No. 1,619 | Ind. Ct. App. | Jan 10, 1896

Lotz, J.

The appellant sued the appellee in three, paragraphs of complaint. The first being on an account for work and labor done. The second declared on a special contract alleged to have been entered into between the plaintiff and the defendant for the drilling of a water well on the defendant’s premises; it being stipulated that the plaintiff should find an adequate supply of water, and that the defendant should pay the plaintiff $1.00 per foot through soil, and $1.50 through rock, and board the plaintiff and his help and horses while the well was being drilled; that in pursuance to the contract the plaintiff entered upon the defendant’s premises and drilled the well one hundred and fifty feet deep, being forty feet through soil and one hundred and ten feet through rock; that before he reached or found *144water, the defendant placed obstructions in the well which could not be removed, and thereby prevented the plaintiff from completing the well, and he was compelled to abandon the same, to his damage in the sum of $200.00.

The third paragraph contains nearly the same averments as the second with the exception that it is alleged that some person unknown to plaintiff, placed obstructions in the well and he was compelled to abandon it. It is further averred that the plaintiff then selected a new site and commenced to drill another well in conformity to the contract; that the defendant then objected to the plaintiff drilling the second well at that time, and solicited the plaintiff to discontinue the work until the following year, to which the plaintiff consented; that in the following year the plaintiff was ready and willing to drill the well as required by the contract, when the defendant refused to permit him to do so and ordered him to keep off his premises. It is further averred that if plaintiff had been permitted to drill the well he could and would have complied with the contract and furnished an adequate supply of water; and that by the defendant’s refusal and breach of the contract, plaintiff was damaged in the sum of $200.00.

The defendant answered the general denial, settlement, and filed paragraph of counterclaim.

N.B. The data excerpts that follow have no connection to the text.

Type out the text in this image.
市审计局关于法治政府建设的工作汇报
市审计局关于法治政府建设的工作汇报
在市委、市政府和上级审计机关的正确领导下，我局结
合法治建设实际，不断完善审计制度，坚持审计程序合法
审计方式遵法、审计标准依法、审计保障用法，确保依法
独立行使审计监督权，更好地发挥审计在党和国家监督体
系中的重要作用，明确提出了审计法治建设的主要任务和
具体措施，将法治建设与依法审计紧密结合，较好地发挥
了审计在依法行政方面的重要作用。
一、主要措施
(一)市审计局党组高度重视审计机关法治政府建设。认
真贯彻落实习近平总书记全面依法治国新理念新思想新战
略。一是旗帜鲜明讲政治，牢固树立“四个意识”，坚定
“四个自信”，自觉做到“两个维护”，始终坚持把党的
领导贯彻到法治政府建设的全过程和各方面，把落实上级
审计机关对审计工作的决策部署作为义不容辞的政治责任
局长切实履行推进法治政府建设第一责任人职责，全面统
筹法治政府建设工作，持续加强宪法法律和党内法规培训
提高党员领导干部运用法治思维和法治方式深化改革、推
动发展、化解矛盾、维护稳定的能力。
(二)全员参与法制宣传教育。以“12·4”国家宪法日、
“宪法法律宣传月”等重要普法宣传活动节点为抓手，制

The cause was submitted to a jury for trial and at the conclusion of the evidence, the court on its own motion instructed the jury to return a verdict for the defendant. Complaint is made of this action of the court. That the appellant and appellee did enter into a contract for drilling the well at the price per foot as alleged in the complaint, and that the appellant did enter upon the work and drilled a well to a depth of *145one hundred and fifty feet, and that some one placed obstructions in the well so that the appellant was compelled to .abandon the well, and that he then made arrangements to drill another well, and that after-wards the appellee forbade the appellant to come upon his premises, were the facts established by the undisputed evidence. The appellant also gave evidence which tended to prove that he could have furnished an adequate supply of water at a depth not greater than two hundred feet, and that he would have made a substantial profit on the contract had he been permitted to complete the well.

There was also evidence given from which the jury might have drawn the inference that the appellee placed the obstructions in the well. The evidence upon the issue of settlement and of the counterclaim was conflicting.

The court in a proper case undoubtedly has the right to direct the verdict, but it is only when the evidence upon the material questions is undisputed, and only one legitimate inference can be drawn therefrom. If there be any evidence whatever having legal weight, or any legitimate inference from the evidence tending to support the plaintiff’s right to recover, the question must he left to the jury. The court in this case should not have directed a verdict for the defendant, unless a demurrer could have been-properly sustained to the evidence. Elliott Gen. Prac., section 887.

There being some evidence tending to show that the appellant could have furnished an adequate supply of water, and that the appellee prevented him from complying with the contract, and if the jury had so found, the appellant would have been entitled to recover if not *146on. the contract at least upon the first paragraph of complaint for work and labor done.

Filed January 10, 1896.

Judgment reversed, with instructions to sustain the motion for a new trial.